Data showed that Brent crude futures gained $1.70 or 2.1 per cent to close at $81.68 a barrel and the US West Texas Intermediate (WTI) crude increased by $1.55 or 2.1 per cent to $76.41 per barrel after a drop in Kazakh oil output and a weaker US Dollar.
OPEC+ is due to hold an online ministerial meeting on Thursday to discuss 2024 production targets.
The alliance, after long negotiations in June, extended oil output cuts of 3.66 million barrels per day or about 5 per cent of daily global demand until the end of 2024.
In addition, Saudi Arabia is making a 1 million barrels per day voluntary reduction in output until the end of December 2023 while Russia is also cutting oil exports of 300,000 barrels per day until the end of the year.
Targets for several African members were reduced for 2024 to bring them in line with declining production levels. The agreement also allows the United Arab Emirates, which has been boosting its production capacity, to increase output in 2024.
Angola and Congo are pumping below their 2024 targets due to falling capacity, while Nigeria has moved closer to, or surpassed its 2024 target in recent months, according to some assessments.
Oil also found support from a weak Dollar, an expected decline in US crude inventories, and the drop in Kazakh output.
Kazakhstan’s largest oilfields have cut their combined daily oil output by 56 per cent after a severe storm in the Black Sea region disrupted up to 2 million barrels per day of oil exports from Kazakhstan and Russia.

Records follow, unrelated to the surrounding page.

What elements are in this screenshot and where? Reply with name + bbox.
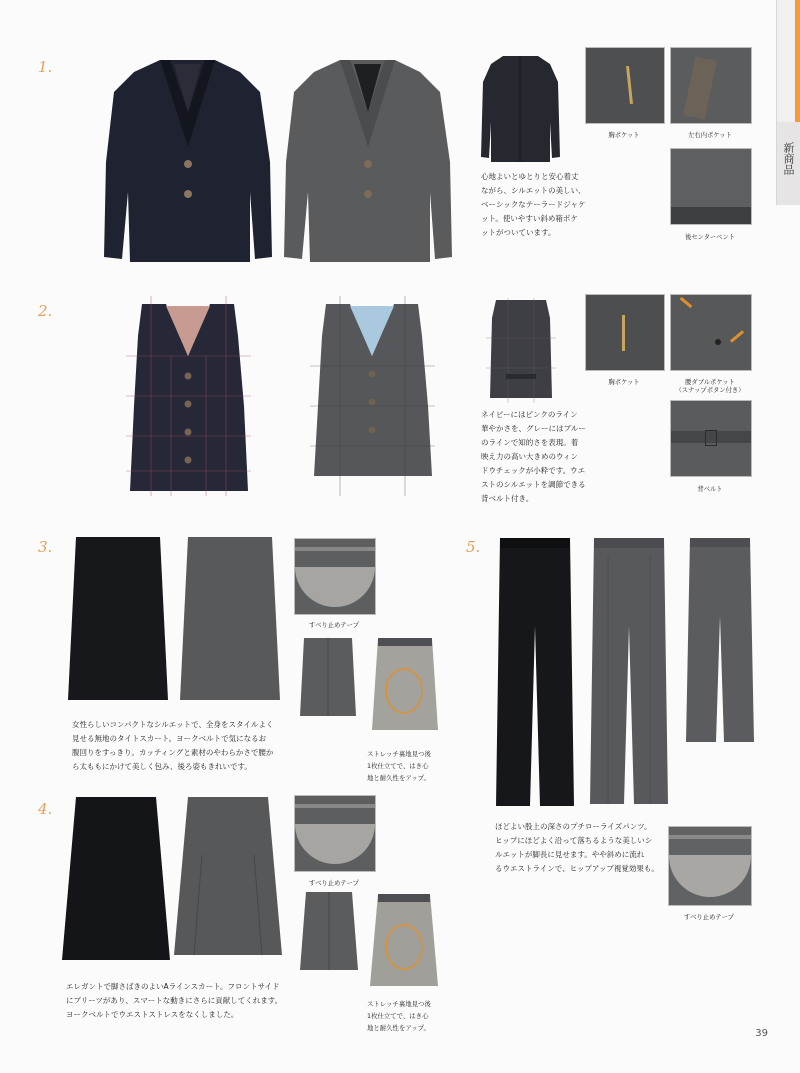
section-1-description: 心地よいとゆとりと安心着丈 ながら、シルエットの美しい、 ベーシックなテーラードジャケ ット。使いやすい斜め箱ポケ ットがついています。	[481, 172, 586, 237]
section-3-description: 女性らしいコンパクトなシルエットで、全身をスタイルよく 見せる無地のタイトスカート。ヨークベルトで気になるお 腹回りをすっきり。カッティングと素材のやわらかさで腰か ら太ももにかけて美しく包み、後ろ姿もきれいです。	[72, 720, 274, 771]
inner-pocket-photo	[670, 47, 752, 124]
tape-photo-3	[294, 538, 376, 615]
caption-chest-pocket-1: 胸ポケット	[608, 132, 640, 139]
skirt-aline-black-image	[60, 795, 172, 965]
skirt-back-gray-image	[298, 636, 358, 718]
vest-gray-image	[310, 296, 435, 496]
skirt-back-aline-image	[298, 890, 360, 972]
pants-back-image	[684, 536, 756, 746]
section-4-number: 4.	[38, 800, 53, 818]
section-2-description: ネイビーにはピンクのライン 華やかさを、グレーにはブルー のラインで知的さを表現。着 映え力の高い大きめのウィン ドウチェックが小粋です。ウエ ストのシルエットを調節できる 背ベルト付き。	[481, 410, 586, 503]
section-4-description: エレガントで脚さばきのよいAラインスカート。フロントサイド にプリーツがあり、スマートな動きにさらに貢献してくれます。 ヨークベルトでウエストストレスをなくしました。	[66, 982, 283, 1019]
caption-tape-5: すべり止めテープ	[684, 914, 734, 921]
section-1-number: 1.	[38, 58, 53, 76]
jacket-gray-image	[280, 52, 455, 267]
section-2-number: 2.	[38, 302, 53, 320]
side-tab-accent	[795, 0, 800, 122]
section-5-number: 5.	[466, 538, 481, 556]
skirt-lining-aline-image	[368, 892, 440, 988]
section-4-lining-caption: ストレッチ裏地見つ後 1枚仕立てで、はき心 地と耐久性をアップ。	[367, 1000, 431, 1032]
skirt-tight-gray-image	[176, 535, 284, 705]
jacket-back-image	[478, 52, 563, 167]
side-tab	[776, 0, 800, 205]
waist-pocket-photo	[670, 294, 752, 371]
skirt-tight-black-image	[64, 535, 172, 705]
section-5-description: ほどよい股上の深さのプチローライズパンツ。 ヒップにほどよく沿って落ちるような美しいシ ルエットが脚長に見せます。やや斜めに流れ るウエストラインで、ヒップアップ視覚効果も。	[495, 822, 659, 873]
vest-back-image	[486, 298, 556, 403]
tape-photo-5	[668, 826, 752, 906]
pants-gray-image	[588, 536, 670, 808]
section-3-number: 3.	[38, 538, 53, 556]
skirt-lining-image	[370, 636, 440, 732]
chest-pocket-photo-1	[585, 47, 665, 124]
caption-back-belt: 背ベルト	[697, 486, 723, 493]
section-3-lining-caption: ストレッチ裏地見つ後 1枚仕立てで、はき心 地と耐久性をアップ。	[367, 750, 431, 782]
pants-black-image	[494, 536, 576, 808]
back-belt-photo	[670, 400, 752, 477]
side-tab-label: 新商品	[782, 142, 795, 175]
caption-back-vent: 後センターベント	[684, 234, 736, 241]
caption-tape-4: すべり止めテープ	[309, 880, 359, 887]
caption-chest-pocket-2: 胸ポケット	[608, 379, 640, 386]
caption-inner-pocket: 左右内ポケット	[688, 132, 732, 139]
caption-waist-pocket: 腰ダブルポケット	[685, 379, 735, 386]
chest-pocket-photo-2	[585, 294, 665, 371]
jacket-navy-image	[100, 52, 275, 267]
back-vent-photo	[670, 148, 752, 225]
skirt-aline-gray-image	[172, 795, 284, 965]
caption-waist-pocket-sub: （スナップボタン付き）	[675, 387, 745, 394]
page-number: 39	[755, 1028, 768, 1039]
caption-tape-3: すべり止めテープ	[309, 622, 359, 629]
vest-navy-image	[126, 296, 251, 496]
tape-photo-4	[294, 795, 376, 872]
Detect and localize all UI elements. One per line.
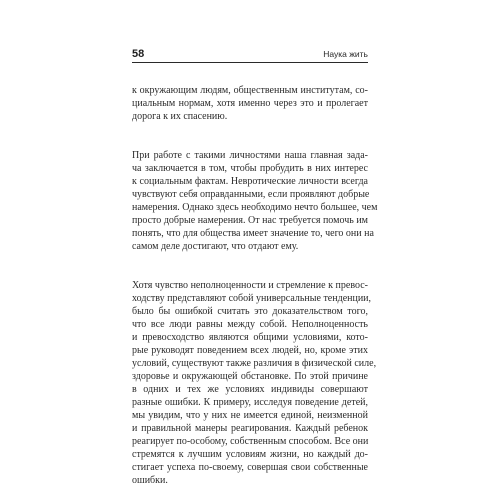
text-line: чувствуют себя оправданными, если проявляют добрые — [132, 189, 370, 200]
page-header — [132, 48, 368, 63]
text-line: реагирует по-особому, собственным способом. Все они — [132, 436, 369, 447]
text-line: Хотя чувство неполноценности и стремление к превос- — [132, 280, 368, 291]
text-line: ошибки. — [132, 475, 168, 486]
page-number: 58 — [132, 48, 145, 60]
text-line: и превосходство являются общими условиями, кото- — [132, 332, 368, 343]
text-line: разные ошибки. К примеру, исследуя поведение детей, — [132, 397, 368, 408]
paragraph-gap — [132, 253, 368, 266]
text-line: понять, что для общества имеет значение то, чего они на — [132, 228, 374, 239]
text-line: просто добрые намерения. От нас требуется помочь им — [132, 215, 368, 226]
text-line: к окружающим людям, общественным институтам, со- — [132, 85, 368, 96]
paragraph-gap — [132, 136, 368, 149]
running-title: Наука жить — [323, 49, 368, 59]
text-line: дорога к их спасению. — [132, 111, 228, 122]
text-line: стигает успеха по-своему, совершая свои собственные — [132, 462, 368, 473]
text-line: к социальным фактам. Невротические личности всегда — [132, 176, 368, 187]
text-line: и правильной манеры реагирования. Каждый ребенок — [132, 423, 368, 434]
text-line: ходству представляют собой универсальные тенденции, — [132, 293, 372, 304]
text-line: При работе с такими личностями наша главная зада- — [132, 150, 368, 161]
text-line: рые руководят поведением всех людей, но, кроме этих — [132, 345, 368, 356]
paragraph-gap — [132, 123, 368, 136]
text-line: намерения. Однако здесь необходимо нечто большее, чем — [132, 202, 378, 213]
text-line: здоровье и окружающей обстановке. По этой причине — [132, 371, 368, 382]
paragraph — [132, 84, 368, 123]
text-line: ча заключается в том, чтобы пробудить в них интерес — [132, 163, 368, 174]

Unlike Russia, Kazakhstan doesn’t have many alternative export routes for its oil and the disruption is expected to lower the country’s oil production by 631,700 metric tons this week. It was unclear when the situation would normalise while Russia’s Black Sea port of Novorossiysk, the largest Black Sea outlet for oil and products, remained closed for loadings on Tuesday.
The US Dollar sank to a three-month low on Tuesday after an official of the US Federal Reserve flagged the possibility of lowering the Fed policy rate in the months ahead if inflation declines further.
A weaker Dollar typically bolsters oil demand, making dollar-denominated oil less expensive for buyers using other currencies.
Crude oil inventories in the United States fell this week by 817,000 barrels for week ending November 24, according to The American Petroleum Institute (API), after a 9.05-million-barrel rise in crude inventories in the week prior.